The FIA has declared a heat hazard for this weekend’s Austrian Grand Prix, forcing Formula 1 teams to prepare driver-cooling systems before track running begins at the Red Bull Ring.
The measure, confirmed ahead of the Spielberg weekend, is triggered when official forecasts predict temperatures of 31C or higher during a Sprint or Grand Prix. Formula 1’s own explainer says the rule was introduced after the extreme conditions of the 2023 Qatar Grand Prix and forms part of the sport’s wider driver-safety response.
Why Austria now changes
Under the heat-hazard protocol, cars must be equipped to run the mandated cooling system. Drivers can still choose not to wear the cooling vest, but teams have to account for the extra weight framework attached to that decision.

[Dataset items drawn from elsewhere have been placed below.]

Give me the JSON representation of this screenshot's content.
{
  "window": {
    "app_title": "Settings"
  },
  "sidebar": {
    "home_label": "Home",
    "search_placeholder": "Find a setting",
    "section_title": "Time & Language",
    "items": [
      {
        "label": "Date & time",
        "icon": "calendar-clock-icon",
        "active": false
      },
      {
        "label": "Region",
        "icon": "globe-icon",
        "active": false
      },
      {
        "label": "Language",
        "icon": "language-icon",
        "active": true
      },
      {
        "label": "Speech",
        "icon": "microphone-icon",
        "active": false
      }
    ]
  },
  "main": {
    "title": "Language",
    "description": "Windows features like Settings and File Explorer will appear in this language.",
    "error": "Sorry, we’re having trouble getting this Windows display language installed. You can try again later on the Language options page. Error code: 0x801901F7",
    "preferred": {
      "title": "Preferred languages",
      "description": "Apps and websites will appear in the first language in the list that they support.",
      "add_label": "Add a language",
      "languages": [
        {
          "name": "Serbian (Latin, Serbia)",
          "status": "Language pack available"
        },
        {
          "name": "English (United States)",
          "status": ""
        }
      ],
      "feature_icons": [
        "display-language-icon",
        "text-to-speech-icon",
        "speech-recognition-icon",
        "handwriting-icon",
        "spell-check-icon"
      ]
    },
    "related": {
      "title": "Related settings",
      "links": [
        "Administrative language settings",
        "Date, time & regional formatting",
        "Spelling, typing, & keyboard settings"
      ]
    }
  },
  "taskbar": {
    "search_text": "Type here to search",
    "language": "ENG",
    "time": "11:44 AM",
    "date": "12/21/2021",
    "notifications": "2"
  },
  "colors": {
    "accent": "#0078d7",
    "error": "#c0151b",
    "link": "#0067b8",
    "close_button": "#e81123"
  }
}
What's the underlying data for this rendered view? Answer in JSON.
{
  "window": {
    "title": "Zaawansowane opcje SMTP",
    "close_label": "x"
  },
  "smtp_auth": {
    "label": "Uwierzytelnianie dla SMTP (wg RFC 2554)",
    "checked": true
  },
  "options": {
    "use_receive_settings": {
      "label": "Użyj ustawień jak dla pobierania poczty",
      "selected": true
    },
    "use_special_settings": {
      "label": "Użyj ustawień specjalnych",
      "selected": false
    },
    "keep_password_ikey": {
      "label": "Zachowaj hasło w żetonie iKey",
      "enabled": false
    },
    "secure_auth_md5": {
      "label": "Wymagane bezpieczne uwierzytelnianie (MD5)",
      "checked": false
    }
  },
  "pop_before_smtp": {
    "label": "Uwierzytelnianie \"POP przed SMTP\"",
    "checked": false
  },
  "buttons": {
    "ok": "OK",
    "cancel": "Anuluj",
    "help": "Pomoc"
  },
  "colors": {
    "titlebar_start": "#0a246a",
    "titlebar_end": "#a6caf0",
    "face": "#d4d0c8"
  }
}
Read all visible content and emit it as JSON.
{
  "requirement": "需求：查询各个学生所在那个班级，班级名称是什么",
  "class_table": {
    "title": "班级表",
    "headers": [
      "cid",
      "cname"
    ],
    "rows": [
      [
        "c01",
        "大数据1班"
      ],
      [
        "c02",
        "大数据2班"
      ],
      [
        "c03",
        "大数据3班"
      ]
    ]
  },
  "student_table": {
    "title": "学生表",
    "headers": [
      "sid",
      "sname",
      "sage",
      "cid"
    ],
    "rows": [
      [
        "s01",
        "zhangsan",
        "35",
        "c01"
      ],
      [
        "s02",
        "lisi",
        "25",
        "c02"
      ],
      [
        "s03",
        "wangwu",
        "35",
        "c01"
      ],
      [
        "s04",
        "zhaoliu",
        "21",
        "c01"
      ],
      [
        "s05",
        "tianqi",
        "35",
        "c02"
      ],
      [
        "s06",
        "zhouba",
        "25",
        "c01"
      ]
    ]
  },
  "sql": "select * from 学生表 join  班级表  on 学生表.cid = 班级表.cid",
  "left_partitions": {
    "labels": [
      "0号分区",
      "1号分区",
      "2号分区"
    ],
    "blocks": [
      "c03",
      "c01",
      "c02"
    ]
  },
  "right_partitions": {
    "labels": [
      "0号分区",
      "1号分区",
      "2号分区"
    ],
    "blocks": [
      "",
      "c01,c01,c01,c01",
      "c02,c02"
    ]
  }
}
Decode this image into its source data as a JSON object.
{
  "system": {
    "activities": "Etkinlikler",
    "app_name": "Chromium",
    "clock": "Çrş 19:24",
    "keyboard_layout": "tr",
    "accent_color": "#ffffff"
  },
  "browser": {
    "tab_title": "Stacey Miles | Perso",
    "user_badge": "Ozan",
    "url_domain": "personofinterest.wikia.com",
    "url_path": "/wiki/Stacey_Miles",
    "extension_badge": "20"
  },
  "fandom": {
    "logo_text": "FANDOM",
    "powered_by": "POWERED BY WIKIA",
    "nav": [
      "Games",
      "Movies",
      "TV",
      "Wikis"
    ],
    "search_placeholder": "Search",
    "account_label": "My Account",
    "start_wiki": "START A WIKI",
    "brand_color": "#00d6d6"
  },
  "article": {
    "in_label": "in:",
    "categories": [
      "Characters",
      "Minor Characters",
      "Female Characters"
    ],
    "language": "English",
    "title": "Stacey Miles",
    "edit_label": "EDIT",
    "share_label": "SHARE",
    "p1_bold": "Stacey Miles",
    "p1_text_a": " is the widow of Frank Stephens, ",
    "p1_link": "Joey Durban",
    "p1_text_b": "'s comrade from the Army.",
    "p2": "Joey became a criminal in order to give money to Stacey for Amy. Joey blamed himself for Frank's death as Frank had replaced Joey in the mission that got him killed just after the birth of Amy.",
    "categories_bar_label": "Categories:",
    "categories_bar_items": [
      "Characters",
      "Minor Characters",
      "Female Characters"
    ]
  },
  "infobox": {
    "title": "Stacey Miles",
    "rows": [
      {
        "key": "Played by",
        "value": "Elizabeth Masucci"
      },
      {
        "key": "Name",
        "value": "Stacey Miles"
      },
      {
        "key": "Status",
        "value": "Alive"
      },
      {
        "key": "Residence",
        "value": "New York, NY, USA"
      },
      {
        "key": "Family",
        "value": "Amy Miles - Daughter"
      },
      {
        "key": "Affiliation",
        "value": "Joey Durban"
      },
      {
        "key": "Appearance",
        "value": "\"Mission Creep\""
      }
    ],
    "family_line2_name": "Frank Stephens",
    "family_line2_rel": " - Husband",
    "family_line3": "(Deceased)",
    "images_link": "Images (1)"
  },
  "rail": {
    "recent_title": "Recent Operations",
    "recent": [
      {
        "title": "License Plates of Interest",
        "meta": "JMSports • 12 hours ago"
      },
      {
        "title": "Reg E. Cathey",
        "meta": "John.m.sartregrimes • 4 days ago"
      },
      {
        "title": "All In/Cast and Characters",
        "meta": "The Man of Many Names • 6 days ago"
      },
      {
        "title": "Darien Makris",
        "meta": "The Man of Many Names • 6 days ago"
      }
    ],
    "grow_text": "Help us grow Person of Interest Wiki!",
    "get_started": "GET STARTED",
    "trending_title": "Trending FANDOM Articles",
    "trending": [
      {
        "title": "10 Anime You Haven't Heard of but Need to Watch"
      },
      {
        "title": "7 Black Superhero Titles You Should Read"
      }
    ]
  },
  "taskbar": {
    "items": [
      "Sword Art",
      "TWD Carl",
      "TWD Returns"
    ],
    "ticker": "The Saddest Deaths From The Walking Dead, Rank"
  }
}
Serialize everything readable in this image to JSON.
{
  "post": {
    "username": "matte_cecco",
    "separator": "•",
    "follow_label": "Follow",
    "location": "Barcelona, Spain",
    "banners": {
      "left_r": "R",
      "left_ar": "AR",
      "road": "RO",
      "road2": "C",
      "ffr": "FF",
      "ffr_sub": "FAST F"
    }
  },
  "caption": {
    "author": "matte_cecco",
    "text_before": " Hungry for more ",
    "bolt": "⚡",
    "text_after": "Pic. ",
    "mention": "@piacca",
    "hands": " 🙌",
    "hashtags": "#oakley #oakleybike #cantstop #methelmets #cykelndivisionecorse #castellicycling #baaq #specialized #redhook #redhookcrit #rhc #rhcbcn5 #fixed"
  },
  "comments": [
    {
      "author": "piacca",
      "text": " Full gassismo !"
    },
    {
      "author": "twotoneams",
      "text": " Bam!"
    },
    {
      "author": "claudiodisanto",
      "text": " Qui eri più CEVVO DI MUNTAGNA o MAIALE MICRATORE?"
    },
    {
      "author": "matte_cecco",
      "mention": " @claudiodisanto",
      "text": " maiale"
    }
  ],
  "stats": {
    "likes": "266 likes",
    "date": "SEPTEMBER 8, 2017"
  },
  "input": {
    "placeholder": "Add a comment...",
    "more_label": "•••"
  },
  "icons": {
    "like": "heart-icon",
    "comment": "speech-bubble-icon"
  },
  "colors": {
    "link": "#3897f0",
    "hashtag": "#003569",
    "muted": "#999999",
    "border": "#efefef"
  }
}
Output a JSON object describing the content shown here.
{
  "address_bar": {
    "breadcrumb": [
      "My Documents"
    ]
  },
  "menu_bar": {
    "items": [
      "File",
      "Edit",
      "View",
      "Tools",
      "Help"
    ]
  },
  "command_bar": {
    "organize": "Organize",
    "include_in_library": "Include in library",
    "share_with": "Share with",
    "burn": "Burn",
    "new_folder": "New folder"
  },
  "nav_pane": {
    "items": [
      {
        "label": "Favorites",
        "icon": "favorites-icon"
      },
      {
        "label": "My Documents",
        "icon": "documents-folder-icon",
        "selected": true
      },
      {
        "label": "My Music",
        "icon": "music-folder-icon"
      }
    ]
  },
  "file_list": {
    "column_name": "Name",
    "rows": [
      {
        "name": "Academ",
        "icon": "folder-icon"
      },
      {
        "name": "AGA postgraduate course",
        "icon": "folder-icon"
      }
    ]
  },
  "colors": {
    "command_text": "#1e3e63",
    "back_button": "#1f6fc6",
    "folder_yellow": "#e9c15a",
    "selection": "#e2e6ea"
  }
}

That turns a short, high-speed Austrian GP lap into a more complex set-up problem. The Red Bull Ring is listed by Formula 1 as a 4.326km circuit, with 71 laps and a 307.018km race distance, leaving little margin if cockpit temperatures climb through race stints.
Norris image underlines the point
F1’s Austrian GP page is already framing the topic around cooling equipment, including imagery of Lando Norris with a cooling vest. That makes the declaration more than a weather note; it is now a live technical and human-performance variable for McLaren, Ferrari, Mercedes and Red Bull.
The weekend opens with Friday practice before qualifying on Saturday and Sunday’s 71-lap race. ReadMotorSport’s wider Austrian Grand Prix coverage now has a fresh safety and strategy thread to follow from FP1 onward.